Лингвистическая природа концептуализации

Проблема соотношения когнитивной и языковой картин мира, концептуальных систем и языковых структур, роли языка в процессах познания и осмысления мира, а также в его концептуализации и категоризации — вот те проблемы, которые занимают когнитивную лингвистику и стимулируют возникновение новых способов и методик их решения. И если исходить из того, что «языковая структура зависит от концептуализации, которая, в свою очередь, является результатом опыта в освоении человеком себя и окружающего пространства, а также отношений к этому внешнему миру» (Демьянков 2009: 30), то необходимо определить, что представляет собой концептуализация как когнитивный процесс.

Термин «концептуализация», активно использующийся в отечественной лингвистической литературе с начала 90-х годов XX в., относится к разряду востребованных и актуальных, но, как и большинство терминов когнитивной лингвистики, не имеет четкого и однозначного определения. В самых общих чертах под концептуализацией понимают осмысление поступающей информации, мысленное конструирование предметов и явлений, которое приводит к образованию определенных представлений о мире в виде концептов как фиксированных в сознании человека смыслов.

В современной лингвистической науке можно выделить как минимум шесть разных, хотя и неизбежно пересекающихся, точек зрения на концептуализацию.

1) Концептуализация — это «классифицирующий процесс, в результате которого минимальные ментальные единицы упорядочиваются в целые когнитивные системы» (Концептуализация и смысл 1990: 4). Сторонники такой точки зрения рассматривают концептуализацию как некоторый «сквозной» для разных форм познания процесс структурирования уже имеющихся знаний и возникновения разнообразных когнитивных структур новых знаний на базе сформированных ранее минимальных концептуальных единиц. Однако такой подход, апеллирующий исключительно к «классифицирующей функции» когнитивных единиц и практически игнорирующий языковые структуры, характерен прежде всего для логиков и некоторых философов (см., например, сборник «Концептуализация и смысл» (1990).
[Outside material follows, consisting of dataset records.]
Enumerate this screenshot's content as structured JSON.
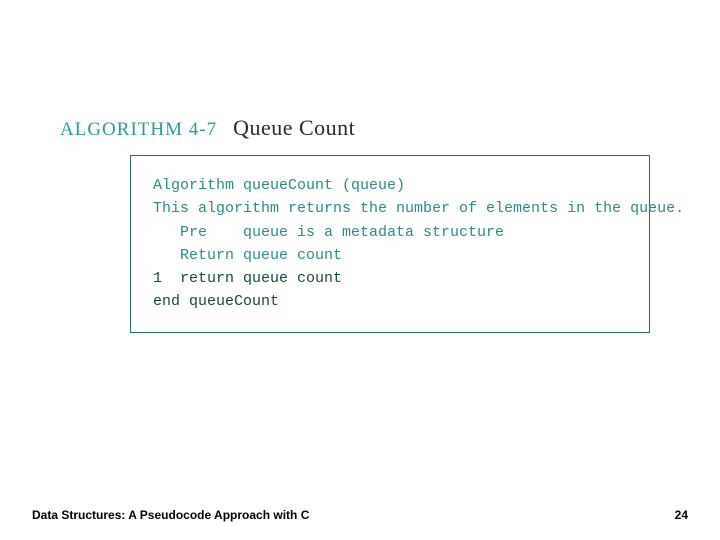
{
  "heading": {
    "label": "ALGORITHM 4-7",
    "title": "Queue Count"
  },
  "algorithm": {
    "lines": [
      {
        "text": "Algorithm queueCount (queue)",
        "style": "teal"
      },
      {
        "text": "This algorithm returns the number of elements in the queue.",
        "style": "teal"
      },
      {
        "text": "   Pre    queue is a metadata structure",
        "style": "teal"
      },
      {
        "text": "   Return queue count",
        "style": "teal"
      },
      {
        "text": "1  return queue count",
        "style": ""
      },
      {
        "text": "end queueCount",
        "style": ""
      }
    ]
  },
  "footer": {
    "text": "Data Structures: A Pseudocode Approach with C",
    "page": "24"
  }
}
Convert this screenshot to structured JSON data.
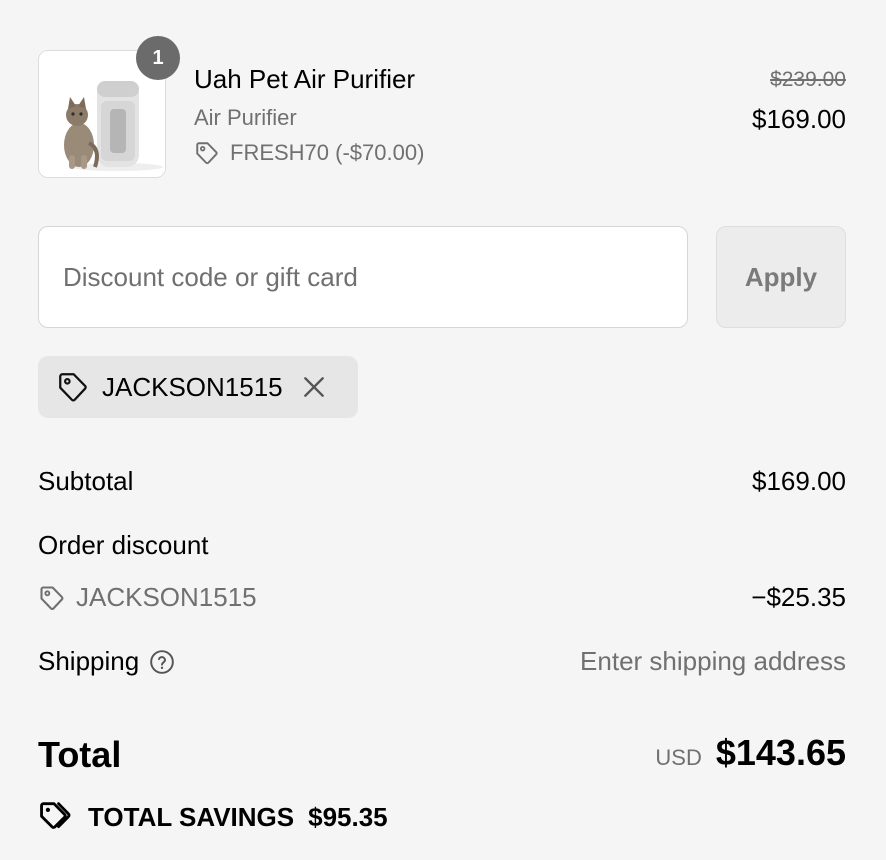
{
  "product": {
    "quantity": "1",
    "name": "Uah Pet Air Purifier",
    "variant": "Air Purifier",
    "discount_code_label": "FRESH70 (-$70.00)",
    "original_price": "$239.00",
    "price": "$169.00",
    "image_icon": "pet-air-purifier-image"
  },
  "discount": {
    "placeholder": "Discount code or gift card",
    "value": "",
    "apply_label": "Apply",
    "applied_code": "JACKSON1515"
  },
  "summary": {
    "subtotal_label": "Subtotal",
    "subtotal_value": "$169.00",
    "order_discount_label": "Order discount",
    "order_discount_code": "JACKSON1515",
    "order_discount_value": "−$25.35",
    "shipping_label": "Shipping",
    "shipping_value": "Enter shipping address",
    "total_label": "Total",
    "currency": "USD",
    "total_value": "$143.65",
    "savings_label": "TOTAL SAVINGS",
    "savings_value": "$95.35"
  },
  "colors": {
    "background": "#f5f5f5",
    "muted_text": "#707070",
    "badge": "#6b6b6b",
    "chip": "#e6e6e6"
  }
}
2) Концептуализация - это членение отраженной сознанием действительности с помощью языка. Такой подход также подразумевает обращение к классифицирующей функции концептуализации: «каждый естественный язык отражает определенный способ восприятия и организации (= концептуализации) мира» (Апресян 1995а: 350), однако первичными объявляются языковые знания, которые и структурируют действительность с помощью концептов. Этот взгляд характерен для представителей Московской семантической школы, в рамках которой концептуализация рассматривается скорее как набрасывание «классификационной сетки» языка на отражаемый мир. «Иными словами, в основе каждого конкретного языка лежит особая модель, или картина, мира, и говорящий обязан организовать содержание высказывания в соответствии с этой моделью» (Урысон 1998: 3).
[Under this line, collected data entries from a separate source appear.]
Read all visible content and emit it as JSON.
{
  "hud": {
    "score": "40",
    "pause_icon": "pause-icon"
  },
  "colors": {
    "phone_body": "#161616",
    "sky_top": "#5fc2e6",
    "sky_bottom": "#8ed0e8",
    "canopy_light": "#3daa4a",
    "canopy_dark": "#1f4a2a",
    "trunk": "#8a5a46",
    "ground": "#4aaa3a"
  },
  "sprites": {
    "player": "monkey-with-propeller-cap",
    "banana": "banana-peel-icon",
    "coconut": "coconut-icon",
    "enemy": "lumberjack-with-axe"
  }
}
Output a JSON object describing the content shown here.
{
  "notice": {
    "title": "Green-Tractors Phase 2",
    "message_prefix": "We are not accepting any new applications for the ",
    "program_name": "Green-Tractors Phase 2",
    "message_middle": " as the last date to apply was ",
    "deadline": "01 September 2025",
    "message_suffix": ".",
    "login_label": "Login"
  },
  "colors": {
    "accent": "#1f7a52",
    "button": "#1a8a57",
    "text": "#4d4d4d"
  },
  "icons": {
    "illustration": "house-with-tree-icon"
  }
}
3) «Термин концептуализация используется для обозначения любого аспекта человеческого опыта, включая понимание природного, лингвистического, социального и культурного контекстов. Семантические структуры - это акты концептуализации, используемые в лингвистических целях как значения лингвистических выражений, например, слов, словосочетаний, предложений» (Лэнгакер 2006: 15). В лингвистике наиболее широкое представление о концептуализации характерно именно для когнитивной грамматики, в которой она приравнивается к значению в целом: согласно американскому исследователю Р. Лэнгакеру (в иной, более ранней, но менее верной, транскрипции - Лангаккер), процесс концептуализации характеризует субъективную природу значения и представляет собой комплексное понятие, включающее в себя сенсорные, эмотивные и кинестетические ощущения, а также социальную и лингвистическую информацию. При этом концептуализация охватывает не только уже сформировавшиеся концепты, но и «новые концепции и впечатления в момент их появления» (там же).
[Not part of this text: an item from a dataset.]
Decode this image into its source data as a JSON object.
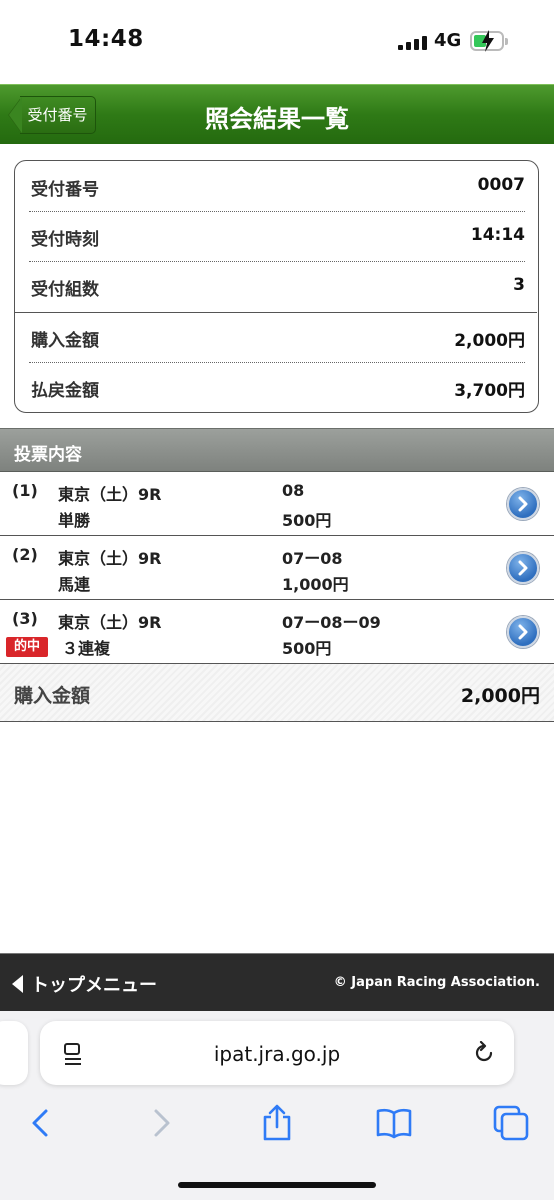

Одновременно Р. В. Лэнгакер пытается связать концептуальную деятельность с нейрофизиологическим механизмами, утверждая, что «в концептуализации, по сути, нет ничего таинственного: это просто когнитивная обработка (нейрологическая деятельность). Осуществление конкретной концептуализации или обладание определенным ментальным опытом характерно для некоторого сложного «когнитивного события» (сводящегося в конечном итоге к координированному взаимодействию нейронов)» (Лангаккер 1992: 10).

5) Наиболее общий лингвистический подход к концептуализации представлен в статье «Когнитивная лингвистика», написанной для «Энциклопедии языка и лингвистики» (N.Y., 2006) американским лингвистом-когнитологом Л. Талми: «Концептуализация, обнаруживаемая в языке, в широком смысле рассматривается как продукт мыслительных процессов человека и "привязывается" к экстралингвистическим явлениям (там, где возможно такое отношение), а не выводится из предполагаемых структур, свойственных подобным экстралингвистическим явлениям, и действительно принимается языком» (Talmy 2006: 544).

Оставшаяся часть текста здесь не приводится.